Scotch-Brite is a line of abrasive products produced by 3M. The product line includes scouring pads and tools for home uses such as dish washing and scrubbing, as well as various types of surfaces for industrial applications, such as discs, belts, and rotating brushes, with varying compositions and levels of hardness.

The structure of Scotch-Brite pads is created by a sparse unwoven polymer such as cellulose, nylon or spun polypropylene fiber. Products use several variations of hardening and abrasive materials, such as aluminium oxide (alumina), titanium dioxide and resins. Although the base polymers may be considered benignly soft, the composition with other materials greatly enhances their abrasive powers; to the extent that a heavy-duty Scotch-Brite pad (which contains both aluminum oxide and titanium dioxide) will scratch glass.

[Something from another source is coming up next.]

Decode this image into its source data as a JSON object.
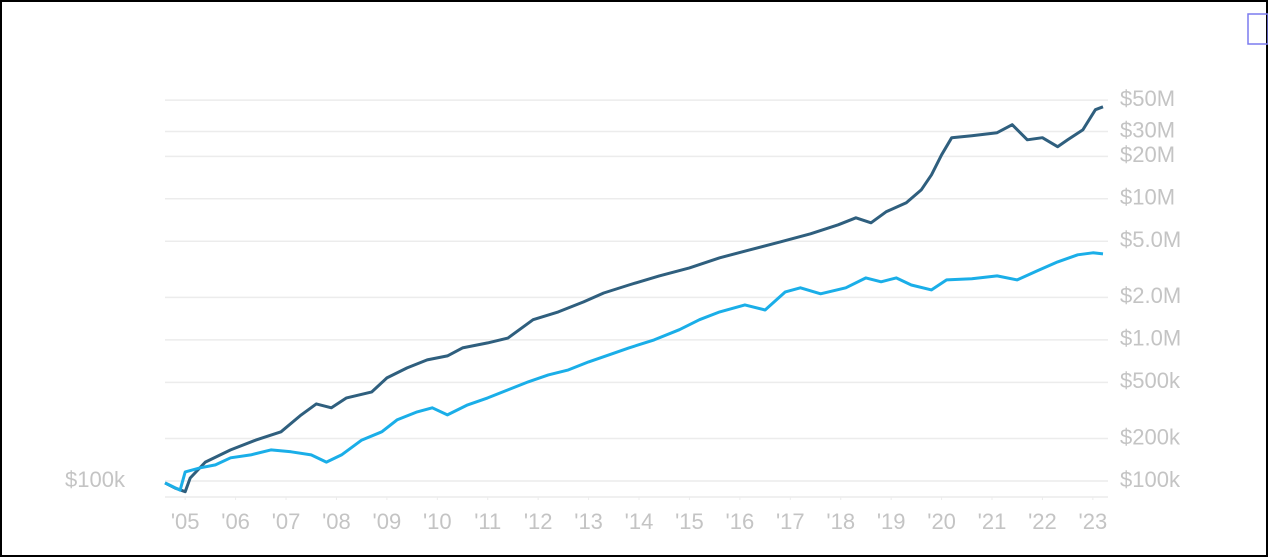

Scotch-Brite, and similar abrasives, have largely replaced the use of bronze wool, which had been used as a non-rusting alternative to steel wool, for use on materials such as oak that would be sensitive to rust.

==Scotch-Brite development==

Alvin W. Boese was born in St. Paul, Minnesota on March 24, 1910. In 1925 Boese dropped out of high school and worked as a bell hop and drug store clerk before joining 3M as an office boy in 1930. He moved to the laboratory as a helper in 1933, and in 1939 he volunteered to assist in developing a noncorrosive backing for electrical tape. This assignment was the start of Boese's career in the research, development, and marketing of 3M nonwoven fiber products. In 1953 Boese became technical director of 3M's ribbon laboratories and in 1958 he was promoted to general manufacturing manager of the gift wrap and fabric division. In June 1968 Boese was promoted to nonwoven products manager and a month later he was appointed as a research associate in 3M's new business ventures division.

In 1938, Alvin W. Boese conducted experiments to discover how to bind a mass of fibers together without weaving them.

In the 1950s, Al Boese bonded nonwoven materials, to abrasive compounds such as Aluminium oxide and Titanium oxide, to make Scotch-Brite pads.

==Scotch-Brite Dobie pads ==
white polyester mesh, wrapped around an absorbent urethane sponge

Dobie pads are sponges with a woven/knitted/crocheted non-scratch scrub covering which does not remove non-stick coatings, like teflon, from surfaces.